Come ha spiegato il commissario europeo agli Affari Economici Paolo Gentiloni, il Recovery and Resilience Facility “non ha a che fare con condizionalità e intrusione di Bruxelles, è volontaria: gli Stati si assumono la responsabilità della propria crescita”.

I fondi “arriveranno in tranche legate agli obiettivi di riforma” – ha puntualizzato il vice presidente della Commissione Valdis Dombrovskis – in base al Piano nazionale dei singoli Paesi, che dovrà specificare la destinazione dei fondi fino al 2024 e i vari obiettivi da realizzare. Se gli Stati membri non rispettano “le priorità stabilite dall’Ue” e “non implementano gli obiettivi, perdono i soldi di una rata”. Il commissario Paolo Gentiloni ha puntualizzato che i Paesi membri che richiederanno il Recovery Fund “dovranno presentare il Piano nazionale di investimenti ad aprile ma possono anche presentarlo ad ottobre con la bozza del programma di stabilità per poter valutare il tutto rapidamente, noi incoraggiamo i governi a procedere così”, ha affermato Gentiloni.

Un comitato formato dai vari esponenti degli Stati Ue valuterà i singoli Piani dei diversi Paesi ma la valutazione finale spetta alla Commissione.
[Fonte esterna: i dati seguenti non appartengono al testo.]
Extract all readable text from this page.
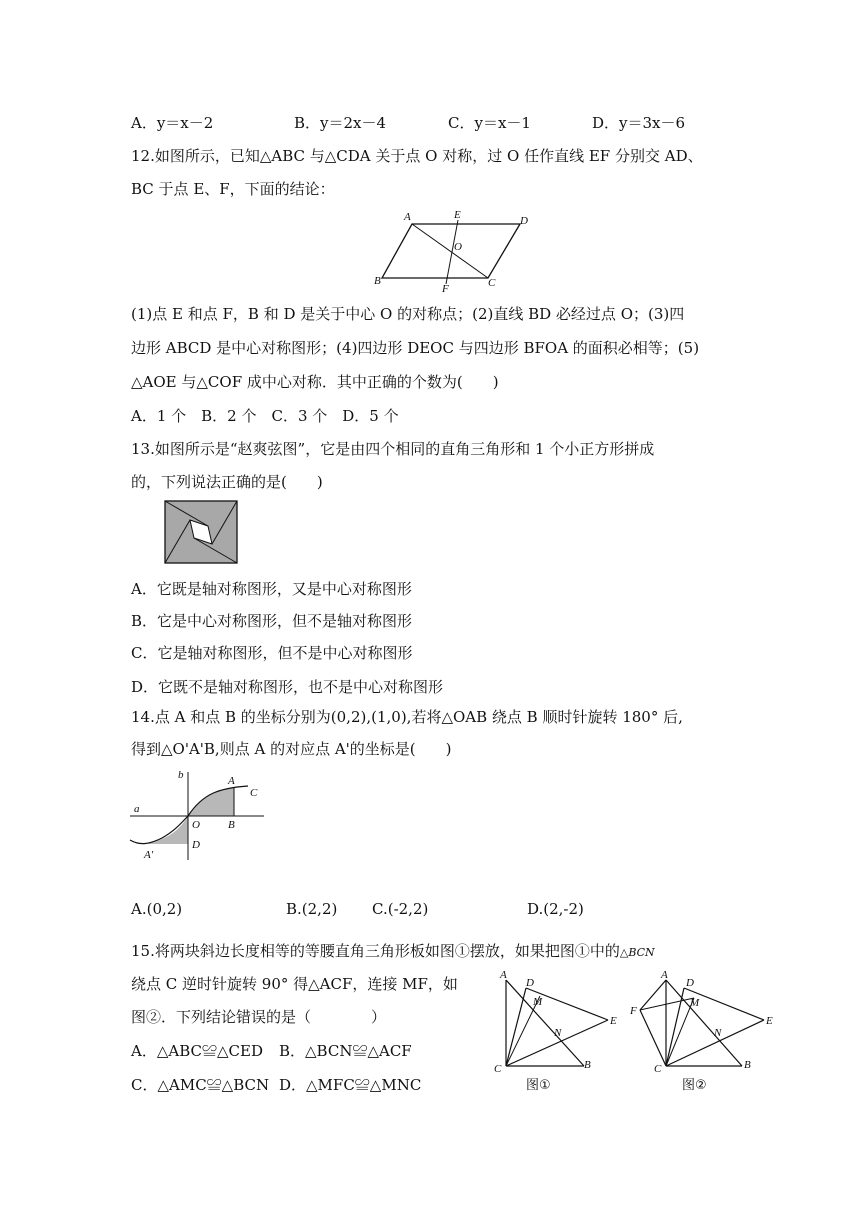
A．y＝x－2	B．y＝2x－4	C．y＝x－1	D．y＝3x－6
12.如图所示，已知△ABC 与△CDA 关于点 O 对称，过 O 任作直线 EF 分别交 AD、
BC 于点 E、F，下面的结论：
A	E	D
O
B
F	C
(1)点 E 和点 F，B 和 D 是关于中心 O 的对称点；(2)直线 BD 必经过点 O；(3)四
边形 ABCD 是中心对称图形；(4)四边形 DEOC 与四边形 BFOA 的面积必相等；(5)
△AOE 与△COF 成中心对称．其中正确的个数为(　　)
A．1 个　B．2 个　C．3 个　D．5 个
13.如图所示是“赵爽弦图”，它是由四个相同的直角三角形和 1 个小正方形拼成
的，下列说法正确的是(　　)
A．它既是轴对称图形，又是中心对称图形
B．它是中心对称图形，但不是轴对称图形
C．它是轴对称图形，但不是中心对称图形
D．它既不是轴对称图形，也不是中心对称图形
14.点 A 和点 B 的坐标分别为(0,2),(1,0),若将△OAB 绕点 B 顺时针旋转 180° 后,
得到△O'A'B,则点 A 的对应点 A'的坐标是(　　)
b	A
C
a
O	B
D
A'
A.(0,2)	B.(2,2) C.(-2,2)	D.(2,-2)
15.将两块斜边长度相等的等腰直角三角形板如图①摆放，如果把图①中的△BCN
绕点 C 逆时针旋转 90° 得△ACF，连接 MF，如
图②．下列结论错误的是（　　　　）
A．△ABC≌△CED B．△BCN≌△ACF
C．△AMC≌△BCN D．△MFC≌△MNC
A
D
M
E
N
C	B
图①
A
D
F
M
E
N
C	B
图②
Ogni Paese dovrà “stabilire le priorità” e alla Commissione europea spetterà “verificare che siano coerenti”. All’Italia sarebbero destinati circa 80 miliardi a fondo perduto e circa 90 in prestiti. Il nostro Paese sarà il maggiore beneficiario, seguito dalla Spagna con oltre 140 miliardi, mentre Francia e Germania avranno sovvenzioni minori rispettivamente di 38 e 28.8 miliardi.

La Commissione europea ha tenuto conto anche delle richieste dei cosiddetti Paesi “frugali”: Olanda, Austria, Danimarca e Svezia. Come ha spiegato la presidente von der Leyen, “i frugali chiedono un bilancio moderno e il 60% di questa proposta va verso politiche nuove, anticipi” – come è stato preventivato – e auspicano “di legare le sovvenzioni alle riforme del Semestre Ue”, come previsto. Infine i “frugali” vorrebbero assicurarsi che la maxi operazione finanziaria in corso “non porti a una mutualizzazione del debito”. La presidente della Commissione  Ue ha assicurato che “così sarà, perché il meccanismo, che usa garanzie degli Stati, è legato al bilancio Ue e alla sua ripartizione”. Nonostante le buone intenzioni i dubbi non mancano: “È difficile che questo sarà il risultato finale”, sembra aver affermato il governo olandese.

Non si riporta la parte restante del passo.